Beyond Broward’s many visual arts galleries and performing arts stages, witness the creative spark igniting virtually every other industry on the economic spectrum: The chef whose Instagramable culinary presentations draw foodies from around the world. The architect who designs graceful buildings to highlight the area’s best attributes. The jeweler whose creations draw luxury spenders. The industrial engineer whose innovations launch paradigm-changing manufacturing and technology marvels.

In a timely coincidence, ArtServe’s upcoming “Ready Made” exhibit will feature these types of non-traditional artists whose work embellishes our lives with a unique richness that would never otherwise be accorded its due space on a gallery wall, like florists, fashion designers, wine bottle label designers, hairstylists and pastry chefs, just to name a few.

Florida’s devastating arts funding veto now warrants yet another serious look at the economic impact created by these arts-based businesses, which are just like any other that also employs and sustains secondary vendors through the purchase of goods and services such as catering, marketing, bookkeeping and more.

We must also contemplate whether we want to create the kind of community in which the artists behind these businesses can thrive.

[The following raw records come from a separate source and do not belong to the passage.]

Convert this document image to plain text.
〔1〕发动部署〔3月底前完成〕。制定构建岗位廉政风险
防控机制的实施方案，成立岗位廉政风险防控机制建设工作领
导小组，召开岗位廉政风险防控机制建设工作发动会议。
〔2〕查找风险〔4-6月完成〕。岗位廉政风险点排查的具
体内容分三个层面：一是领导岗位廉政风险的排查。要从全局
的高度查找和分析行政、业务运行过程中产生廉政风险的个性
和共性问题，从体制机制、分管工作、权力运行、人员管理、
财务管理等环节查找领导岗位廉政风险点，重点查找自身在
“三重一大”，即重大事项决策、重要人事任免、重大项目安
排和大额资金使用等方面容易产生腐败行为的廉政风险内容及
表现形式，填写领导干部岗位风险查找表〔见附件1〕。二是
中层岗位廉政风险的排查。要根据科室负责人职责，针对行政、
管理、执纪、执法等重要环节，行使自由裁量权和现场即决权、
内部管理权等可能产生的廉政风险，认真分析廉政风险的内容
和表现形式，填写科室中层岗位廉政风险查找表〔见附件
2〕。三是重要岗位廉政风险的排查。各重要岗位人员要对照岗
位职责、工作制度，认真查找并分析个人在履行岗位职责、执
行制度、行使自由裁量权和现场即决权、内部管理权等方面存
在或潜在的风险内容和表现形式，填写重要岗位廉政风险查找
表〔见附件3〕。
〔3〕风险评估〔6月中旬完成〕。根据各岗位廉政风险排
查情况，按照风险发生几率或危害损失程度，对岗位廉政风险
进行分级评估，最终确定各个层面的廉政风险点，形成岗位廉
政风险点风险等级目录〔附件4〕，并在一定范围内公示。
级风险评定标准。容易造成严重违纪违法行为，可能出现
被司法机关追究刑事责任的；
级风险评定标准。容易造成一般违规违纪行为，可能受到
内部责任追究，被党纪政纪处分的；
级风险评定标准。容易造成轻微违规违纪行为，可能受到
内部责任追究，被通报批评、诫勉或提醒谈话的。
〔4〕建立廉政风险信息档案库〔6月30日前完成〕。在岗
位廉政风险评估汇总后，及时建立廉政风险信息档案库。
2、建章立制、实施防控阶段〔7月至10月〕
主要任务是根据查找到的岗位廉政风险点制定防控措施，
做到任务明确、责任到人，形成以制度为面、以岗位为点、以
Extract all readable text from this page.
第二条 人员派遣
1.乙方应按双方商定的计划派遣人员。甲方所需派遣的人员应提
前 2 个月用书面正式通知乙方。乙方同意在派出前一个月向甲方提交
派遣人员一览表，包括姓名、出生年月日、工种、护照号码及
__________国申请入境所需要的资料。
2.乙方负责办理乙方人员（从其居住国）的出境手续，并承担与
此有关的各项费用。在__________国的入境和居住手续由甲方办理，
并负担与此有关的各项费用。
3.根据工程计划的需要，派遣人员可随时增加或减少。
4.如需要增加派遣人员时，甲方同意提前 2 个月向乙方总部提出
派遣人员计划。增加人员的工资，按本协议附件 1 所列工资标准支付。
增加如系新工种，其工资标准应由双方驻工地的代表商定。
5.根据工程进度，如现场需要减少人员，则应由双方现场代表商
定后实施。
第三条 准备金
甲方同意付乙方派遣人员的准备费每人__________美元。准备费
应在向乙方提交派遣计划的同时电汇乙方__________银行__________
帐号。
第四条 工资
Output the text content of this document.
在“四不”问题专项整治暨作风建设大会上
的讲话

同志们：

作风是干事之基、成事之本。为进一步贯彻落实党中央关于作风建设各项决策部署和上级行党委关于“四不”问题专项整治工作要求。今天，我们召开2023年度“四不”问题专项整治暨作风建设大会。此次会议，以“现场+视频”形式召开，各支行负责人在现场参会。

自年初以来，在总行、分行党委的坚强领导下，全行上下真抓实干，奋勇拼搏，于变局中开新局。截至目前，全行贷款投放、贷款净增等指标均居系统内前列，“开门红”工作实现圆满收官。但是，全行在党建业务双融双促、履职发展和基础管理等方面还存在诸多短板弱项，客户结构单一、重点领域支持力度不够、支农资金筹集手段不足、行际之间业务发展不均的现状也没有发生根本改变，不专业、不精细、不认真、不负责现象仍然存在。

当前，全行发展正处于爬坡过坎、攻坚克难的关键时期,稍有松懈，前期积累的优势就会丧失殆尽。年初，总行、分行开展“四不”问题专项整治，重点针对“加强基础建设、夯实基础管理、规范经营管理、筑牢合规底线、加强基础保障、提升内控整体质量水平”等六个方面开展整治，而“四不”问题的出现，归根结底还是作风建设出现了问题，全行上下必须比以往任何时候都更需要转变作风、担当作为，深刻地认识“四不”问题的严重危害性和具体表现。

The hard economic numbers are already on the books. The heavily cited national 2022 Arts and Economic Prosperity 6 Study (AEP6) showed that a lively arts and culture scene keeps residents spending locally, strengthens the visitor economy, sparks creativity and innovation, and imparts people with a sense of improved personal well-being, among many other tangible returns on investment.

With the financial damage now done, the only question remains whether we collectively value the arts enough to do something about it.

Jason R. Hughes is the CEO of ArtServe in Fort Lauderdale.